José M. Brandão de Brito
José M. Brandão de Brito 12 de julho de 2017 às 20:27

As revoluções vêm aos pares

Na revolução industrial 1.0, os camponeses tornados excedentários pela revolução verde foram absorvidos por uma indústria em expansão, para a qual, porém, davam um contributo indiferenciado e, logo, modestamente remunerado.

A FRASE...

 

"Mais automação pode ser bom no longo prazo, mas a História diz-nos que haverá turbulência pelo caminho."

 

Tyler Cowen, Bloomberg, 16 de fevereiro 2016

 

A ANÁLISE...

 

As revoluções económicas são ótimas para duas coisas: crescimento e agitação política.

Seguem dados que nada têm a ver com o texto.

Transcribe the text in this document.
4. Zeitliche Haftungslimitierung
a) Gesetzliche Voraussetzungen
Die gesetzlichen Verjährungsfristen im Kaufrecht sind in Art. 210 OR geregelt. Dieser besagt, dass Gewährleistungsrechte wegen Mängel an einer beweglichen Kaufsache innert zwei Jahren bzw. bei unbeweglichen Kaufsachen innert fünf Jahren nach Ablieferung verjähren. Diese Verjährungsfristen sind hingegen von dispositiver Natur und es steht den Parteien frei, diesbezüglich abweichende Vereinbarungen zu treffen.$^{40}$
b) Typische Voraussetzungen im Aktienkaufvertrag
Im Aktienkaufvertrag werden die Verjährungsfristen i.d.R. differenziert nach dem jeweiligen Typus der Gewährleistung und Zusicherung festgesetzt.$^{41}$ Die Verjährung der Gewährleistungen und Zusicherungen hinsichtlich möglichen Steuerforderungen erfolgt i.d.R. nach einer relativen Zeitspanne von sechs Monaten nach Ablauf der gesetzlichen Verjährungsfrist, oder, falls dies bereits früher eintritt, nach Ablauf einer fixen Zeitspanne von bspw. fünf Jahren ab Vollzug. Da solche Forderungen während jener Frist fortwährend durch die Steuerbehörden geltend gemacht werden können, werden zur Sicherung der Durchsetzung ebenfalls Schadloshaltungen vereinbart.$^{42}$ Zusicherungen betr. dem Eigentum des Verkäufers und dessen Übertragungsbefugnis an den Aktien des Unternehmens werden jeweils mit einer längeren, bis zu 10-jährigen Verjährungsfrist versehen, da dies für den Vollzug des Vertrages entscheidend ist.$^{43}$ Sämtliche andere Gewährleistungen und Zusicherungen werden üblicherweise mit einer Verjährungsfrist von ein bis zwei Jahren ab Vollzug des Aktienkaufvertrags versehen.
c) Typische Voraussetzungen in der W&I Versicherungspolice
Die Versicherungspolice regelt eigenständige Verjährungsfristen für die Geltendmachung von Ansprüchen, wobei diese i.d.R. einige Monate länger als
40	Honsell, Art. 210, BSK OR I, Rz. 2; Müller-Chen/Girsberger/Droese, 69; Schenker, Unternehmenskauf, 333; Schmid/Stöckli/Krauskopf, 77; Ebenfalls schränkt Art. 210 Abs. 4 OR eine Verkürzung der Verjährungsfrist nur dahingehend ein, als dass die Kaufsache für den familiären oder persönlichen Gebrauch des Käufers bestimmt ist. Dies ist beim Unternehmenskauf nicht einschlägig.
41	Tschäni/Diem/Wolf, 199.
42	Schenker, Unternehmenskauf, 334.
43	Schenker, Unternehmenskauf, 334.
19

Saltos tecnológicos, como as revoluções industriais, ou alterações na organização espacial da produção, como as globalizações, provocam uma explosão da produção e do rendimento. Melhor é impossível… será? É que a certeza de prosperidade no longo prazo é contrabalançada pela incerteza das condições de vida no curto prazo. Acresce que durante as revoluções económicas, os menos adaptados à nova realidade produtiva sofrem perdas relativas na sua condição material, gerando desigualdade.

 

Na revolução industrial 1.0, os camponeses tornados excedentários pela revolução verde foram absorvidos por uma indústria em expansão, para a qual, porém, davam um contributo indiferenciado e, logo, modestamente remunerado. Após gerações na agricultura, hordas imensas tiveram de abraçar a incerteza e o desconforto da vida citadina nos primórdios da era industrial, sem ganho discernível de rendimento, que só os capitalistas e os trabalhadores diferenciados lograram garantir. Inevitavelmente, a incerteza e a desigualdade inerentes à revolução económica propiciaram a revolução política, inflamada pelo marxismo.

 

Que o século XX tenha sido o mais violento da história da humanidade deve-se aos efeitos políticos da mudança de paradigma económico. Daí que se tenha tornado óbvia, no Ocidente do pós-Guerra, a necessidade de mitigar os efeitos de curto prazo das transformações económicas, através da criação do Estado social, que passou a garantir patamares mínimos e universais de conforto. Só que essa estratégia retirou o incentivo de adaptação dos trabalhadores às mudanças da realidade produtiva, criando um problema de crescimento no longo prazo, sobretudo face a países onde a consciência social é menor. Parece que as revoluções andam aos pares e que não há muito a fazer. Isto significa que podemos ter um problema sério, pois a globalização já criou uma revolução política (Brexit, Trump, etc.) e a indústria 4.0 está a bater à porta.

 

Artigo em conformidade com o novo Acordo Ortográfico

 

Este artigo de opinião integra A Mão Visível - Observações sobre as consequências directas e indirectas das políticas para todos os sectores da sociedade e dos efeitos a médio e longo prazo por oposição às realizadas sobre os efeitos imediatos e dirigidas apenas para certos grupos da sociedade.